Animal noises from around the world: meow

By nonfictioness

For the last in my series of blogs about animal noises around the world I will be examining the meow of a cat:


"Listen, do you want to know a secret" by Lazy Lightning - Flickr. Licensed under CC BY 2.0 via Wikimedia Commons - https://commons.wikimedia.org/wiki/File:Listen,_do_you_want_to_know_a_secret.jpg#/media/File:Listen,_do_you_want_to_know_a_secret.jpg


To end our discussion on onomatopoeic animal sounds we finish with the sound that engenders the most agreement around the world – the ‘miaow’ of a cat. The only thing that tends to differ is the phonetic spelling of the word.
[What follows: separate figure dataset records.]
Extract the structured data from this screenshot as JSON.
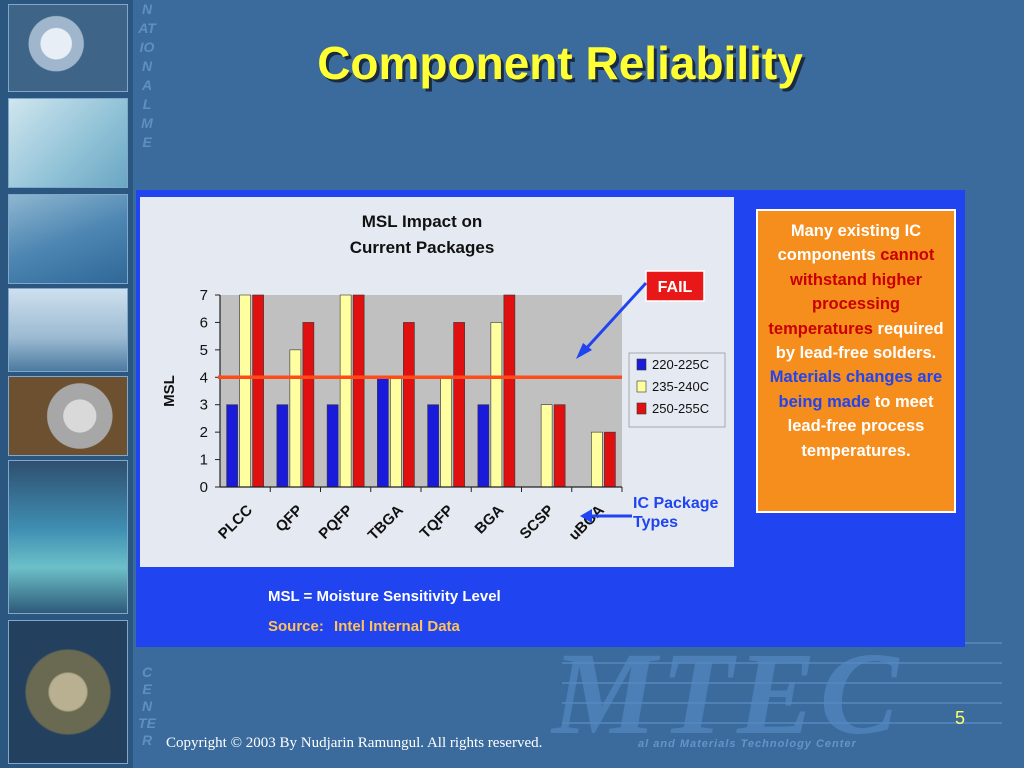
{
  "slide": {
    "title": "Component Reliability",
    "page_number": "5",
    "copyright": "Copyright © 2003 By Nudjarin Ramungul. All rights reserved."
  },
  "branding": {
    "vertical_text_top": "NATIONAL ME",
    "vertical_text_bottom": "CENTER",
    "logo_text": "MTEC",
    "logo_subtitle": "al and Materials Technology Center"
  },
  "notes": {
    "msl_definition": "MSL = Moisture Sensitivity Level",
    "source_label": "Source:",
    "source_value": "Intel Internal Data",
    "callout_segments": [
      {
        "text": "Many existing IC components ",
        "color": "white"
      },
      {
        "text": "cannot withstand higher processing temperatures ",
        "color": "red"
      },
      {
        "text": "required by lead-free solders. ",
        "color": "white"
      },
      {
        "text": "Materials changes are being made ",
        "color": "blue"
      },
      {
        "text": "to meet lead-free process temperatures.",
        "color": "white"
      }
    ]
  },
  "chart_data": {
    "type": "bar",
    "title": "MSL Impact on Current Packages",
    "title_lines": [
      "MSL Impact on",
      "Current Packages"
    ],
    "ylabel": "MSL",
    "xlabel_lines": [
      "IC Package",
      "Types"
    ],
    "ylim": [
      0,
      7
    ],
    "yticks": [
      0,
      1,
      2,
      3,
      4,
      5,
      6,
      7
    ],
    "categories": [
      "PLCC",
      "QFP",
      "PQFP",
      "TBGA",
      "TQFP",
      "BGA",
      "SCSP",
      "uBGA"
    ],
    "series": [
      {
        "name": "220-225C",
        "color": "#1a1adb",
        "values": [
          3,
          3,
          3,
          4,
          3,
          3,
          null,
          null
        ]
      },
      {
        "name": "235-240C",
        "color": "#ffffa0",
        "values": [
          7,
          5,
          7,
          4,
          4,
          6,
          3,
          2
        ]
      },
      {
        "name": "250-255C",
        "color": "#e01010",
        "values": [
          7,
          6,
          7,
          6,
          6,
          7,
          3,
          2
        ]
      }
    ],
    "threshold": {
      "value": 4,
      "color": "#ff4a1a"
    },
    "annotations": [
      {
        "text": "FAIL",
        "bg": "#e81818",
        "color": "#ffffff"
      }
    ],
    "legend_position": "right",
    "grid": false,
    "plot_bg": "#c0c0c0"
  }
}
In English two spellings are widely used ‘miaow’ or ‘meow’ both of which can be traced back to the early seventeenth century.  Chambers Dictionary of Etymology demonstrates how the noise has developed. The first recorded imitative sound for a cat is ‘mew’ found in 1596 in Shakespeare’s Henry IV. Then came ‘miau’ found in 1634 and probably deriving from the French ‘miaou’. Finally comes ‘meow’ first recorded in 1873 (although I have found it earlier as ‘mee-ow’ in the 1843 American book New Nursery Songs for all Good Children).

German, Swahili and Portuguese all use ‘miau’ whereas Spanish, Italian and Mandarin use ‘miao’. The French spelling is like a mixture of the two ‘miaou’. In Russian it is ‘miaow’, Danishmiav’ and Swedishmjau’. The Japanese use ‘nyao’ and Greekniaow’. The most creative spelling prize goes to the Filipinos who use ‘ngiyaw’ and the only language to use a slightly different sound is Korean where they use ‘ya-ong’. However, generally here at last is an animal sound that in both written and imitative form is little changed the world over.
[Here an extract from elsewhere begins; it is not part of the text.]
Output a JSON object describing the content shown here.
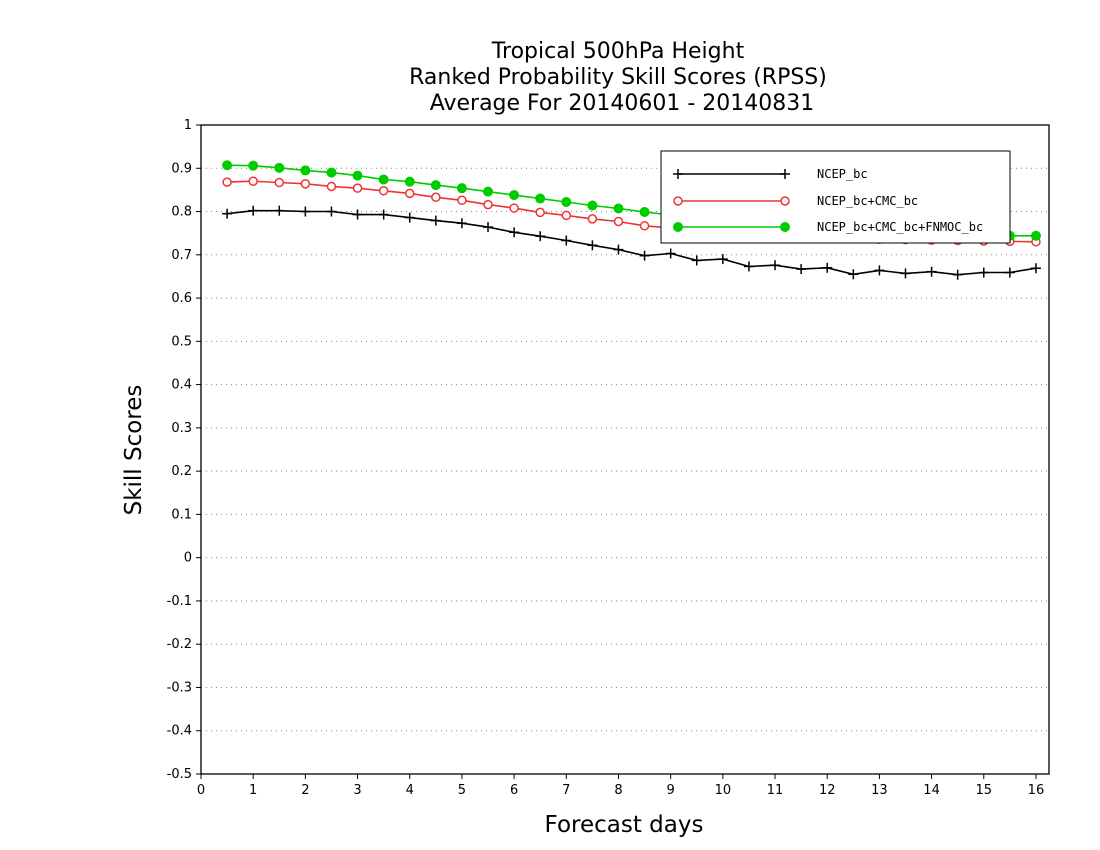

As our tour through the animal sounds of the world draws to a close we might consider what we have learned. The imitation of animal sounds are archaic, following no rule or reason, but what we can note is that it is in childhood that these noises are learned and put to most use.

It is from much-loved rhymes and children’s stories that the sounds become regularised and committed to paper, bringing their arbitrary noises into common usage. With the all-pervasive nature of American movies and the globalisation of children’s brands it seems increasingly likely that the quirky linguistic differences in animal sounds may disappear as more children worldwide consume the same stories and a standard is set.